Покачиваясь, гости разошлись по комнатам; старик сидел на маленьком диванчике, кажется, с дочерью. Поставьте на его место не отца, а самого холодного эгоиста, и того бы неприятно поразил, если б не обидел, начавшийся шум и смех. Молодежь ушла в особую комнату, взявши с собой протодьякона, который подружился с ними, толкал всех своим огромным брюхом и на последнем пении Вечной памяти явно фарсил своим нечеловеческим басом. Другой какой-то огромный поп, приняв меня за брата, осыпал меня благодарностями за приятное соседство и целовал меня, а потом целовал в извинение за свою ошибку. Ротмистр Г. собирался показывать всей публике, как Набоков в Новгороде делает пехотный развод, а другой Г., улан, клялся, что он повезет дьякона в какой-то фикгауз. Я взялся за шляпу и ушел, признавая, что все правы, и все-таки недовольный всеми. Но днем я был доволен.
В лагерях я досадовал, что мне не приходилось все время быть одному. Этот преизбыток компании должен был обратиться в привычку, и потому первое безденежье, заставив меня сидеть дома, заставило скучать. Напрасно убеждал я себя, что уединение и занятия лучше общества, особенно общества лагерной линейки, — привычка гнала меня с наступлением вечера куда бы то ни было.
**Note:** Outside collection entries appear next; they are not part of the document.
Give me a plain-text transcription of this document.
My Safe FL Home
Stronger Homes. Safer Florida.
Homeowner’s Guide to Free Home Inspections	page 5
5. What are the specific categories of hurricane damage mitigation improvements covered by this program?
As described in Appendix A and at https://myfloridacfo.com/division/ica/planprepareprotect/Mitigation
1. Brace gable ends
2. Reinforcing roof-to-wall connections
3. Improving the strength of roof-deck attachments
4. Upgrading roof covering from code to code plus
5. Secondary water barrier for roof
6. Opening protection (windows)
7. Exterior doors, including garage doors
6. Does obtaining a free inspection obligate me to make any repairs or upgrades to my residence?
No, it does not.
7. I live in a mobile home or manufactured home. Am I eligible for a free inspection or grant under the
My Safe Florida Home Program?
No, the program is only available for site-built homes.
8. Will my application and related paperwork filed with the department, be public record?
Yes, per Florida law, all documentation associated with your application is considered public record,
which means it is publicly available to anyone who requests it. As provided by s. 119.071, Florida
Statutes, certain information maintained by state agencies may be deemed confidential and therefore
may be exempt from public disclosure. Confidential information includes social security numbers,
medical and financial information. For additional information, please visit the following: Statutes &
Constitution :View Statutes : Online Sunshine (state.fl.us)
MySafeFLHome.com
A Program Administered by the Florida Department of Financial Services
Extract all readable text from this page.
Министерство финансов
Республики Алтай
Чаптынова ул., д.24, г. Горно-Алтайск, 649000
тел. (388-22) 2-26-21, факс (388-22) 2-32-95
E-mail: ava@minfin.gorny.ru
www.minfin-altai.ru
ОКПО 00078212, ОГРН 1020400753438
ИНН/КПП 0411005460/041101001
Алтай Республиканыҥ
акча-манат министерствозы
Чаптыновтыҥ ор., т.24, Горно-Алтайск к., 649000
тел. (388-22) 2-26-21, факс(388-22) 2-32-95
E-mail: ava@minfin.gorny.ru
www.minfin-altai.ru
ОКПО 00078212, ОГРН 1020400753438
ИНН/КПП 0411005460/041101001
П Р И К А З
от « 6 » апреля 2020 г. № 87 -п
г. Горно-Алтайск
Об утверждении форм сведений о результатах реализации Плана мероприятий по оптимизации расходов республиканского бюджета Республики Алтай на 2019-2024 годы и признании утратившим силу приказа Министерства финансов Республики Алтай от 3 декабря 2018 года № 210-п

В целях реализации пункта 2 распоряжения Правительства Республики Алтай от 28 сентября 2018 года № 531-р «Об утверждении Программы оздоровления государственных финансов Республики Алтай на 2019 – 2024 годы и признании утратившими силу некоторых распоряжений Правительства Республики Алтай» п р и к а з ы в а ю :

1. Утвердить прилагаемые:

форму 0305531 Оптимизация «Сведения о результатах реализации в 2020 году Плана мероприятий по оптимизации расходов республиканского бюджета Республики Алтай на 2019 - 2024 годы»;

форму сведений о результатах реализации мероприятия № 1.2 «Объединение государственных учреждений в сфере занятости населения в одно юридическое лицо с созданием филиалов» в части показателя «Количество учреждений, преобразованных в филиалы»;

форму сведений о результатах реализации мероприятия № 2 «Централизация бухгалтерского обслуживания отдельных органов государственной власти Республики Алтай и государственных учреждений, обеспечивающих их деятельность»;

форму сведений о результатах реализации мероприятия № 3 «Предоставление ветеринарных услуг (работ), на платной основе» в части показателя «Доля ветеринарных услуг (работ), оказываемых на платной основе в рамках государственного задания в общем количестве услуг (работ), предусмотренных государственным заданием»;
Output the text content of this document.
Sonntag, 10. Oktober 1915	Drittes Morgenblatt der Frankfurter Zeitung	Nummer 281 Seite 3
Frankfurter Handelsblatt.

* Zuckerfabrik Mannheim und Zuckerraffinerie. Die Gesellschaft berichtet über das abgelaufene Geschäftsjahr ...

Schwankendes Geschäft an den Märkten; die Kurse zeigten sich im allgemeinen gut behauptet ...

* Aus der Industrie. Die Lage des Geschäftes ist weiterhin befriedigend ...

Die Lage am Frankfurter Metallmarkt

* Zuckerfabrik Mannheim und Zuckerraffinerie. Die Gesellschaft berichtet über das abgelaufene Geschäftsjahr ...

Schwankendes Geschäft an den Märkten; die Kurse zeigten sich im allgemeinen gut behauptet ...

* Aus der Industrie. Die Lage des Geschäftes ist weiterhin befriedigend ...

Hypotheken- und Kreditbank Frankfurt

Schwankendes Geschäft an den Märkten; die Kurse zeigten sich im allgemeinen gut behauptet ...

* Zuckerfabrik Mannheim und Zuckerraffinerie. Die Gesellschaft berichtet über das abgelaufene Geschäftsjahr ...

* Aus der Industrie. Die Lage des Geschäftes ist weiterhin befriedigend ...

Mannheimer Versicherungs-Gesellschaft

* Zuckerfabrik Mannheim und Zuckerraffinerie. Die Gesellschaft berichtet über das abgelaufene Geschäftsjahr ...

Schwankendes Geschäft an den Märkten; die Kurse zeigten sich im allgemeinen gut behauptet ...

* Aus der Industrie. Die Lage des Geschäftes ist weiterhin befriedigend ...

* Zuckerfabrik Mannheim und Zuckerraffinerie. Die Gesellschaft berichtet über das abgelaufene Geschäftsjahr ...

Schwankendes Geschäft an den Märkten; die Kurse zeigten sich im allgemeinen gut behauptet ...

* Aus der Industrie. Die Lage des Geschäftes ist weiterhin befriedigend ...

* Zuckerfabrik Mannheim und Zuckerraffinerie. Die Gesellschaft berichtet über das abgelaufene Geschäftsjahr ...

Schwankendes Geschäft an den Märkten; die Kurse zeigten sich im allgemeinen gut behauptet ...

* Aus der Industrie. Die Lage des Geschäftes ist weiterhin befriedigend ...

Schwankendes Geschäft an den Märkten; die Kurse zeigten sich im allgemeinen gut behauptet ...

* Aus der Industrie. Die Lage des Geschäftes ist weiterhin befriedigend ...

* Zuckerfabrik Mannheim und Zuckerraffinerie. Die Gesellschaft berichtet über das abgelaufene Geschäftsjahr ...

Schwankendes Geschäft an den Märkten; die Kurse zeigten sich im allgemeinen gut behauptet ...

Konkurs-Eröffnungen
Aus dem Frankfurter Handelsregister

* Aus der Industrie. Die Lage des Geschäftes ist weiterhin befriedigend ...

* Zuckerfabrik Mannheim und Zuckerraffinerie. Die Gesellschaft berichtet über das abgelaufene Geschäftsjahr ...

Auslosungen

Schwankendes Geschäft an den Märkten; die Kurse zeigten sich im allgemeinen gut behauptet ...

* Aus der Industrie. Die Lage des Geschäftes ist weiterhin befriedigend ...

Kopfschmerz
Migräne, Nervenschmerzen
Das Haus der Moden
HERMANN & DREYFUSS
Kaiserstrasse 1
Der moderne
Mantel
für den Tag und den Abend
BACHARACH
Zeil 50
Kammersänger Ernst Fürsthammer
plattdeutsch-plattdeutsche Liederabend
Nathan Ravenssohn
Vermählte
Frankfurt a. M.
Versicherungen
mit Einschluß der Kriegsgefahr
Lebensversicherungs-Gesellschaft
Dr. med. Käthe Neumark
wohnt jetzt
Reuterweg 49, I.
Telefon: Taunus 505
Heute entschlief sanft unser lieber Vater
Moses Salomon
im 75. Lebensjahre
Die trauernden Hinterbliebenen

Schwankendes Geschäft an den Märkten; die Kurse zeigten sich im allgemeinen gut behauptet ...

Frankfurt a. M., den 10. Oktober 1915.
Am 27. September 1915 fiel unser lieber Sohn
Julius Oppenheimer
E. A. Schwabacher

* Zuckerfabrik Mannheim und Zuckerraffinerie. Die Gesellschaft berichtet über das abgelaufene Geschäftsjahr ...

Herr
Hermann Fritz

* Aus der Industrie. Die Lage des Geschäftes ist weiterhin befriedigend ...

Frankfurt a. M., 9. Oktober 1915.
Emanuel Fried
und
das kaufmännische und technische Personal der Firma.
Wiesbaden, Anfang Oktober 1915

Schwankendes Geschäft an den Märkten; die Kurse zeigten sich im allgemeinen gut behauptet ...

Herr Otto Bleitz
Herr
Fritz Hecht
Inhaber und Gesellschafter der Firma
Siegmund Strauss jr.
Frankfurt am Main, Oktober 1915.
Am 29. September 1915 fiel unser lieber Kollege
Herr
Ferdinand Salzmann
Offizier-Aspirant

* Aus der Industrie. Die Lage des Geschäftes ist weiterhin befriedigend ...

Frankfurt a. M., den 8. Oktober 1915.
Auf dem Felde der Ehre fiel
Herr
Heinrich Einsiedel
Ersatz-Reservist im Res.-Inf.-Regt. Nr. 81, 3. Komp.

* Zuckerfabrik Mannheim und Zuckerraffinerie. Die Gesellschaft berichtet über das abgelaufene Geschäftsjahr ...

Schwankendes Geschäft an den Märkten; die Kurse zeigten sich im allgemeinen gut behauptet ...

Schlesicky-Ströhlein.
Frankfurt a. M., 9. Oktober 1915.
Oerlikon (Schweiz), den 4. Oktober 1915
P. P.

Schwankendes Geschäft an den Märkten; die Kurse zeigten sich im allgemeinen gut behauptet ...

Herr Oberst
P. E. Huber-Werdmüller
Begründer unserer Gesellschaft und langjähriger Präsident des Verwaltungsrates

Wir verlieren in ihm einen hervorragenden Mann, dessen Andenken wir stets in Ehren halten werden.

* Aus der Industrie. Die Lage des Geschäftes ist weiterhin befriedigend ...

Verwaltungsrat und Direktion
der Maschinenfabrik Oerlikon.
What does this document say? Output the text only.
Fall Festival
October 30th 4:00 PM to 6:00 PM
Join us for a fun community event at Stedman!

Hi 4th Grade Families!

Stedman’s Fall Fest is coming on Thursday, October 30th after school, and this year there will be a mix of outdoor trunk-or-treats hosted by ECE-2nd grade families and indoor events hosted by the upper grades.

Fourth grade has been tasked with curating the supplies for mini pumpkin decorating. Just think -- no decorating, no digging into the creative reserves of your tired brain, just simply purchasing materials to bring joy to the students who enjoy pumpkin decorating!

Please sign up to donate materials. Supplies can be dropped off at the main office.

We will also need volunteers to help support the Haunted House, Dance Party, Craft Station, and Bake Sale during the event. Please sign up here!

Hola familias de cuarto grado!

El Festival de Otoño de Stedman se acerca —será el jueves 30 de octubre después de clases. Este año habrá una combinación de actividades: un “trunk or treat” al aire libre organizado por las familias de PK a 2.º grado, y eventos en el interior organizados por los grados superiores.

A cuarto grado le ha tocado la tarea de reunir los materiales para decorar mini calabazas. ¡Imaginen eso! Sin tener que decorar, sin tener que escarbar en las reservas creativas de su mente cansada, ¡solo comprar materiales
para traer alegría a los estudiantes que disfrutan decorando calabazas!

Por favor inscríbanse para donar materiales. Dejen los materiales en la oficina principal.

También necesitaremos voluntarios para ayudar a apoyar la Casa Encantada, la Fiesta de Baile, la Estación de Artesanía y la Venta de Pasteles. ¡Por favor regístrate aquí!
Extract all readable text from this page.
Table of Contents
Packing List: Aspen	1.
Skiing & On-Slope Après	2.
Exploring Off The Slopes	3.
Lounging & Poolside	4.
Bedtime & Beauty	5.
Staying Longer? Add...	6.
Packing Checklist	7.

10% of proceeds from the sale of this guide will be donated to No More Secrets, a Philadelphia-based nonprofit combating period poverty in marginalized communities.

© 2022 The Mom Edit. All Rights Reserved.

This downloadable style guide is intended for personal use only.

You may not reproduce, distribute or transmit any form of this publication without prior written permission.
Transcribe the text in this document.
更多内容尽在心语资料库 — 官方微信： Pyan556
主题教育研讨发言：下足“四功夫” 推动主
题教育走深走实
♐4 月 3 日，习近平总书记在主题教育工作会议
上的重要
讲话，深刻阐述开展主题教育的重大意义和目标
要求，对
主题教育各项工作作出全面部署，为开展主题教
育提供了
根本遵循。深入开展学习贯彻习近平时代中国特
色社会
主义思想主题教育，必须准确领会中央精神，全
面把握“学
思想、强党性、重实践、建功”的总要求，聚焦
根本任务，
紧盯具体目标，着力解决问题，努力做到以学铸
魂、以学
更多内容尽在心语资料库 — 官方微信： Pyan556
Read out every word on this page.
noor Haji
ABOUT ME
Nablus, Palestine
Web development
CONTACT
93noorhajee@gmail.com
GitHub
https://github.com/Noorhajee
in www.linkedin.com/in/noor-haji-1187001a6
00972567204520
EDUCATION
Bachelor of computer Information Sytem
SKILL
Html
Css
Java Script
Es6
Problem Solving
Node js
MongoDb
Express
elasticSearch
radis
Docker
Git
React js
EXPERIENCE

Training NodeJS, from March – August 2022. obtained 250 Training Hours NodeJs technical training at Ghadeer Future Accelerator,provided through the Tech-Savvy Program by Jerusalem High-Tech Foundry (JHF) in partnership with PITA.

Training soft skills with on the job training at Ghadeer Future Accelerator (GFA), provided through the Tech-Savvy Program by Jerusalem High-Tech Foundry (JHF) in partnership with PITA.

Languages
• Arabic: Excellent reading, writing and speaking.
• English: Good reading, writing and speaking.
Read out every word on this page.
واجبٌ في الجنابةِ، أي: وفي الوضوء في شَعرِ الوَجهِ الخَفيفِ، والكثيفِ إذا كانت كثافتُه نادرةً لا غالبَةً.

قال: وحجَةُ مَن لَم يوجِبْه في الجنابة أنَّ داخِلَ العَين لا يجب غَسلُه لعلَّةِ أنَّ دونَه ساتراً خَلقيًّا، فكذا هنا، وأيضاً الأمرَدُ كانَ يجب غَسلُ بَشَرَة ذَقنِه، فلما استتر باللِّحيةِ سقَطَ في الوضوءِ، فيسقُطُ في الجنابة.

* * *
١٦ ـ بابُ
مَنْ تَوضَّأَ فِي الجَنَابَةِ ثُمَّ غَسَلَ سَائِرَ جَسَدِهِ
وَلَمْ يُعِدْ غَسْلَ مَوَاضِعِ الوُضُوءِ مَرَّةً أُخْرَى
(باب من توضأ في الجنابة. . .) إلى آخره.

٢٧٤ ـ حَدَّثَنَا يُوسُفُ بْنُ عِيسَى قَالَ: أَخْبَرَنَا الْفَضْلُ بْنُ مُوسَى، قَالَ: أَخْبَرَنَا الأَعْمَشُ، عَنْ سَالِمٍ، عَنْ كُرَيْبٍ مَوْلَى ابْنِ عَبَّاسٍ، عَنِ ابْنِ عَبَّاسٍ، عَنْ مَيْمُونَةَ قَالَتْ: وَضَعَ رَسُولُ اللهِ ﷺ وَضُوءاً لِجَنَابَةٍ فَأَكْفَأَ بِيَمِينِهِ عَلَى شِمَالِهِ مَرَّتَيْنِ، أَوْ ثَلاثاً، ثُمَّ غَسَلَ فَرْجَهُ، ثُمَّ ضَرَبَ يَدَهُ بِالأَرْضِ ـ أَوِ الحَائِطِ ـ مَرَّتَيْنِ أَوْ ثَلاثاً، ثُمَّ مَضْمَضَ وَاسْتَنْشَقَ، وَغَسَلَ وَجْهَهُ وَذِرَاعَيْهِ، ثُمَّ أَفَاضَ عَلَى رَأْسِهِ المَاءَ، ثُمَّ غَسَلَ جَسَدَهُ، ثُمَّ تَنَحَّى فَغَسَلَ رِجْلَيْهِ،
Так подействовал на меня лагерь, что же должен был он сделать с людьми более безденежными и с более ограниченным кругом занятий? Недостаток шатанья и болтовни обратился у них в скуку, уныние и жалобы на свою судьбу.
Такой ход дел продолжается и «по сие время», маленькая наша компания почти всякий день сходилася наверху, над нашей квартирой, но беседы, вместо коротких и оживленных, как они бывали иногда прежде, сделались длинными и потому невеселыми. Ни одному из членов нечего рассказывать, а иные на время убыли.
На днях сидело нас в клубе четверо, Р., Б., Д. и я. Сначала были пересказаны все события дня, потом сыграно и спето несколько музыкальных вещей из собрания «Скандальных песен и романсов», наконец, все погрузились в
«Чрезвычайно весело», — сказал один из присутствующих. Другой сказал: «Будет чем вспомнить свою молодость». Я заметил, что подобную вещь говорят почти все люди, назвал сказавшего лордом Байроном и по какому-то случаю заметил, что причину тоски и неудовольствия на себя надо искать в нашем бестолковом воспитании.
Моя идея, которая была стара и не требовала пояснений, возбудила сильное противоречие. Мне сказали, что с безденежьем, с недостатком света и развлечения сопряжена тоска, что идеи, связывающие между собой людей с целью в жизни, не что иное, как шарлатанство, или хоть не шарлатанство, а вещь, не способная отогнать скуку и доставлять постоянное удовольствие.
— «Итак, господа, — сказал я, — вы согласны все, что наша скука происходит оттого, что у нас нет денег?»
Все согласились. «Я сам люблю деньги и вижу в них идею независимости. Так кто же мешает нам достать денег?». Все думали, что я шучу, и я в самом деле начал излагать средства для развеселения публики, но на дне была у меня легкая идея возможности всего, если несколько человек захотят с усилием и предприимчивостью.